On the other hand, I agreed with you that I would permit Mr. Poppleton’s report in, if necessary.
Me. Albeight: On the ballistics information, I would prefer to have his live testimony.
. . . But I know in November and April the reasons for the State not calling the case was the physical handicap of Mr. Poppleton.”
In State v. Ball, 277 N.C. 714, 178 S.E. 2d 377 (1971), Justice Moore, speaking for the North Carolina Supreme Court, said:
“ . . . The circumstances of each particular case determines whether a speedy trial has been afforded. Undue delay cannot be defined in terms of days, months, or even years. The length of the delay, the cause of the delay, prejudice to the defendant, and waiver by the defendant are interrelated factors to be considered in determining whether a trial has been unduly delayed. The burden is on the accused who *315asserts the denial of his right to a speedy trial to show that the delay was due to the neglect or willfulness of the prosecution.”
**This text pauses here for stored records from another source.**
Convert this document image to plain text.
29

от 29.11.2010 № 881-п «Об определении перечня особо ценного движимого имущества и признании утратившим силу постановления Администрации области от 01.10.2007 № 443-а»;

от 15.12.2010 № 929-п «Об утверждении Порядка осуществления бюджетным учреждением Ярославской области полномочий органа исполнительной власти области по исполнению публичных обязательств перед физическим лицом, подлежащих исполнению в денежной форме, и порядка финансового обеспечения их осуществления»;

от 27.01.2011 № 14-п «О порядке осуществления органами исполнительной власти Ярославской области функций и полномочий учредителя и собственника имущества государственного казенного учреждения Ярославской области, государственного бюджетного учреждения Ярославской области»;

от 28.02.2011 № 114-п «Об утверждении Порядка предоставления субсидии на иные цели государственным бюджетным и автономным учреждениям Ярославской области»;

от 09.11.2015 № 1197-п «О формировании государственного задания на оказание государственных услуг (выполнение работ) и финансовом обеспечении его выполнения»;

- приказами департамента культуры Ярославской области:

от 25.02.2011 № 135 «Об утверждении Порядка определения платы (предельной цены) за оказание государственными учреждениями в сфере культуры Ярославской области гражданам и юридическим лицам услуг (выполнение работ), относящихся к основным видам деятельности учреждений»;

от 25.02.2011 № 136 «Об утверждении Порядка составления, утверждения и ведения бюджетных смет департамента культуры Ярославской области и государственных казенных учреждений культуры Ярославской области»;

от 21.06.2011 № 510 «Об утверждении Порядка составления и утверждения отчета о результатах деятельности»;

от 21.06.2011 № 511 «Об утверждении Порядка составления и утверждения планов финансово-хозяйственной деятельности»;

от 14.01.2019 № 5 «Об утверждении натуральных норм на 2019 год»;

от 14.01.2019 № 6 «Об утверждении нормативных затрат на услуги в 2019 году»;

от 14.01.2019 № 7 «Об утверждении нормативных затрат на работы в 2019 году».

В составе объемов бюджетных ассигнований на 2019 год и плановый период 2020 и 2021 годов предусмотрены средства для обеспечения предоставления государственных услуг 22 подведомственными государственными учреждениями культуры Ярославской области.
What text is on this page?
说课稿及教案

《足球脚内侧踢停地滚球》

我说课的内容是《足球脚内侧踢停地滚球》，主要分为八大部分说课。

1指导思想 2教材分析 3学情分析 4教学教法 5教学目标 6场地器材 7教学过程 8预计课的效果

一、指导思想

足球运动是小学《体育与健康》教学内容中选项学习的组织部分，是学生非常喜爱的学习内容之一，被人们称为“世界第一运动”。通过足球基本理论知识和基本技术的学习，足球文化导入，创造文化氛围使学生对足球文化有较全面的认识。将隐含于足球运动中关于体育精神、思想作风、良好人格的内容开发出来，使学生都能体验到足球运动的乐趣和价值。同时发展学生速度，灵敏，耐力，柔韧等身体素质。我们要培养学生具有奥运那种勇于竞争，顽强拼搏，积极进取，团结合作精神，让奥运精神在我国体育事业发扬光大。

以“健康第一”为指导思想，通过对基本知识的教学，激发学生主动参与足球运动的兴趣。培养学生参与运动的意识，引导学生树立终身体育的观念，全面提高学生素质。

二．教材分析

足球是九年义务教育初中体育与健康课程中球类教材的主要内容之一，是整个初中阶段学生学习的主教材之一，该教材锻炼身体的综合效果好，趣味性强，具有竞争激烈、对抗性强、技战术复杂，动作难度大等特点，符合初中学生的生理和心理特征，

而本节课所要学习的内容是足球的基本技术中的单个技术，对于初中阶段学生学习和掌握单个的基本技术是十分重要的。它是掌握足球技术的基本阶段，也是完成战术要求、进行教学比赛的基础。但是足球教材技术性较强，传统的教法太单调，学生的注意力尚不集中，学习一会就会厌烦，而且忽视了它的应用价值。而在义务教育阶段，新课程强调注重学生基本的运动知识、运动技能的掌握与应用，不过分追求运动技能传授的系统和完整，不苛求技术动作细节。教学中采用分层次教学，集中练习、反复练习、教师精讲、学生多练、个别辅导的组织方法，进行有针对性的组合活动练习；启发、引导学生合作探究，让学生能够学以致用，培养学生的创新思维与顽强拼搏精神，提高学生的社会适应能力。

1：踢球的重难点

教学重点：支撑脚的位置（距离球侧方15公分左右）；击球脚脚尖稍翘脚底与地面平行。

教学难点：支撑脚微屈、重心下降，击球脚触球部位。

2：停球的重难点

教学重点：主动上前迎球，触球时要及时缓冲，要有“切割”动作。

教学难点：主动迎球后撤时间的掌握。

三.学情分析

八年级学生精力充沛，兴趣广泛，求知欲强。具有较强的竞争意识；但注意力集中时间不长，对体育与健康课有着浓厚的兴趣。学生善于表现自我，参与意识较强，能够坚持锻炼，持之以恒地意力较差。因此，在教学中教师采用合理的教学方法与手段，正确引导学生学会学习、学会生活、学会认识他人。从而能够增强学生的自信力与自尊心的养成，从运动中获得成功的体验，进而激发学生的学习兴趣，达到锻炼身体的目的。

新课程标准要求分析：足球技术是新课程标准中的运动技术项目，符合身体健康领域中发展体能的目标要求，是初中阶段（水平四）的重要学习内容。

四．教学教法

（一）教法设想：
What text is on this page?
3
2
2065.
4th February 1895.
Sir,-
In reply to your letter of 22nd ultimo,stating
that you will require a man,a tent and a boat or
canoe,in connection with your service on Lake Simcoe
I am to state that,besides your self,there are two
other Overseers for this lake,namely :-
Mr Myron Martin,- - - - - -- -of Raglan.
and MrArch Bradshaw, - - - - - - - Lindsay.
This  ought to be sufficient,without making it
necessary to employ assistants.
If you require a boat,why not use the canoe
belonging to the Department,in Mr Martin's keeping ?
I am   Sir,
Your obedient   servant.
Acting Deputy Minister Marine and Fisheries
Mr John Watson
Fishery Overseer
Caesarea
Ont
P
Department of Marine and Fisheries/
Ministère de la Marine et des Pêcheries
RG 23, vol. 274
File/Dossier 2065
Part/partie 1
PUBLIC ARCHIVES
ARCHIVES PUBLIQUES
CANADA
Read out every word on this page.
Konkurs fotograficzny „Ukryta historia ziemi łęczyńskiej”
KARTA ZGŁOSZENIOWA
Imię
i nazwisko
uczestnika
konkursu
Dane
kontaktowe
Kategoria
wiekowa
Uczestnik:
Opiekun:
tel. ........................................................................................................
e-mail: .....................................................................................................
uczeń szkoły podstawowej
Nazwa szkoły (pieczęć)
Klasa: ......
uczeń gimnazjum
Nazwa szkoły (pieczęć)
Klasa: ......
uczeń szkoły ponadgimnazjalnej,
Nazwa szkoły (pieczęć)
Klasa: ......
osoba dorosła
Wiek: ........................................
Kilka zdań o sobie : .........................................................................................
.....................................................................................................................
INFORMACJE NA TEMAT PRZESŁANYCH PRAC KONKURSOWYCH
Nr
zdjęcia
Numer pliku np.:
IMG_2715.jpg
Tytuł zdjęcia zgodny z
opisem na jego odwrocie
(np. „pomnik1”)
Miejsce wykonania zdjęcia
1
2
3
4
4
In the present case, the defendant has failed to show that the delay in bringing him to trial was due to the neglect or willfulness of the State, or that he was in any way prejudiced by the delay. The record reveals legitimate and reasonable excuses for any delay in bringing this defendant to trial. The defendant’s motion to dismiss was properly denied. See State v. Cavallaro, 274 N.C. 480, 164 S.E. 2d 168 (1968) ; State v. Neas, 278 N.C. 506, 180 S.E. 2d 12 (1971) ; State v. Wrenn, 12 N.C. App. 146, 182 S.E. 2d 600 (1971).
We have carefully reviewed all of the defendant’s assignments of error relating to the charge of assaulting an officer with a firearm, and we conclude that the defendant had a fair trial free from prejudicial error.
No error.
Chief Judge Mallard and Judge Graham concur.